Council cannot afford £1m to increase bridge height on Devizes-Salisbury road (From This Is Wiltshire)
Council cannot afford £1m to increase bridge height on Devizes-Salisbury road
Councillors in villages including Rushall, Urchfont and Enford – which claim to have seen an increase in heavy goods vehicles diverted from the A360 Devizes-Salisbury road – have been told the diversion signs are to stay.
However, the controversy is unlikely to go away as residents in the villages along the alternative route signposted in Nursteed Road in Devizes say their roads are not suitable for the large HGVs diverted from the A360.
Many have collided with the low bridge near what was originally a railway station hotel at Littleton Pannell and later became the Chocolate Poodle pub.
Coun Dick Tonge, Wiltshire Council portfolio holder for highways, told disappointed village councils at Pewsey Area Board on Monday that the diversion is to stay, because increasing the headroom under the bridge would cost an estimated £1 million, half of his annual budget for road safety projects.
“We couldn’t justify spending such a huge sum on one bridge,” Coun Tonge told the meeting in the Bouverie Hall.
Responding to questions from Coun Colin Gale, of Rushall Parish Council, Coun Tonge said all the representations from the villages along the alternative route had been considered.
Coun Tonge said surveys had shown that only ten per cent of the heavy goods lorries using the Devizes-Salisbury road were using it as a through road, the rest making local deliveries and collections.

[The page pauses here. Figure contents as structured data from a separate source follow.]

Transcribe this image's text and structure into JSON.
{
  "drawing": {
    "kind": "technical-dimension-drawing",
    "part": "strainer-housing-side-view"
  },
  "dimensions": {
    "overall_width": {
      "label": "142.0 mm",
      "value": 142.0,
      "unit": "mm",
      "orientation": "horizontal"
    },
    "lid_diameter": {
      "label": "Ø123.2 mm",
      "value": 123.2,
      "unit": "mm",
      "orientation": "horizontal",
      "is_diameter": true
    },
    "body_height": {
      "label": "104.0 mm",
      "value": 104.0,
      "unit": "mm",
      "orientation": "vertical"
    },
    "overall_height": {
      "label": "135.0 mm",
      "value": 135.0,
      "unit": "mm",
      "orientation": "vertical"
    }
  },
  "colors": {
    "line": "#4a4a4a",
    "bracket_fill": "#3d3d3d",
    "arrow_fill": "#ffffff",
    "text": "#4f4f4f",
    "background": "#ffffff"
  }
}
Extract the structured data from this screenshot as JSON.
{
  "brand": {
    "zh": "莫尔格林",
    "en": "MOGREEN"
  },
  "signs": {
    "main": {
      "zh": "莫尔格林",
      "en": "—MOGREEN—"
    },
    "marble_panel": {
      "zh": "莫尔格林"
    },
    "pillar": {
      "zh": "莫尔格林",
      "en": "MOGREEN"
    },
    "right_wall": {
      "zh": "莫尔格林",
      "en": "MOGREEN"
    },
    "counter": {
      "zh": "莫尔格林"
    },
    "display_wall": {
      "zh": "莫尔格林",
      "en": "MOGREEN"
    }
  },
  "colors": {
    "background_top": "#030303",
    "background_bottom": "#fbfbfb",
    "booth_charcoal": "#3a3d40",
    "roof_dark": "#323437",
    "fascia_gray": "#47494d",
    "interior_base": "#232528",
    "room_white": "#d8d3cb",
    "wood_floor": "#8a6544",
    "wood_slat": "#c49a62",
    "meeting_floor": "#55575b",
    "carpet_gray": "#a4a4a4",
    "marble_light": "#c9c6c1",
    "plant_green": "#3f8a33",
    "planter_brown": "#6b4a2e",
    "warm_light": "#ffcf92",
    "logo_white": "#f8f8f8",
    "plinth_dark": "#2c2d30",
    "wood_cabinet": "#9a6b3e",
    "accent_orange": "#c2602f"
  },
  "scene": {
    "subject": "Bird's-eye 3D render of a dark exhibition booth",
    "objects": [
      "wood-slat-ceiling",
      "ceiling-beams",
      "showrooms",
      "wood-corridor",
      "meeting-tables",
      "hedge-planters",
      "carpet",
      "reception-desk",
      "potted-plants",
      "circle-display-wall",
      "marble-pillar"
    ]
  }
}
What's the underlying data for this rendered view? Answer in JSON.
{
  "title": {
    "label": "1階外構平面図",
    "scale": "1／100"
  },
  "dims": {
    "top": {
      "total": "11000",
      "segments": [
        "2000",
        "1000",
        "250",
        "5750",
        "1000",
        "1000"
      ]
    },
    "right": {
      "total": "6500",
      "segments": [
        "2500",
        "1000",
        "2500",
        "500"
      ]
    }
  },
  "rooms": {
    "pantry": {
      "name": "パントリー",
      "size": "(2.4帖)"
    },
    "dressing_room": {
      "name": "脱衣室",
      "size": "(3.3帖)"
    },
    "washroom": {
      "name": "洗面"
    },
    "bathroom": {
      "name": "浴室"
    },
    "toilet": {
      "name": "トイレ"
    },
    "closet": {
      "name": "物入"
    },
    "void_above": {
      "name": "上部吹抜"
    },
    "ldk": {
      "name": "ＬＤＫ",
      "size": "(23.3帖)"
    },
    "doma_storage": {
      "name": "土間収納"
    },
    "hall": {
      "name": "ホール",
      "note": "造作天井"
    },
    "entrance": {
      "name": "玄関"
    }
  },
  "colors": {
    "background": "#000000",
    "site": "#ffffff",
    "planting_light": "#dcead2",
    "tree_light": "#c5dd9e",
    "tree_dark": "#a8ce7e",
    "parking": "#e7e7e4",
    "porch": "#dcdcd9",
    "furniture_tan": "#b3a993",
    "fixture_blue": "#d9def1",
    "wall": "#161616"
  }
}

He said local authorities could not dictate routes to lorry operators who needed to make local deliveries. In fact, said Coun Tonge, the number of lorries heading out of Devizes on the Nursteed Road had gone down and not up as many people had thought.
Survey results showed that there were 326 lorries a day on the road two years ago which, in the most recent count, had fallen to 305.
Steph Robertson, of Chirton Parish Council, said the diversion of high-sided vehicles onto the A342 and A345 was causing extreme concern among villagers.
“These vehicles cannot remain on the correct side of the road at the junctions and on the bends without going over the white lines,” she said.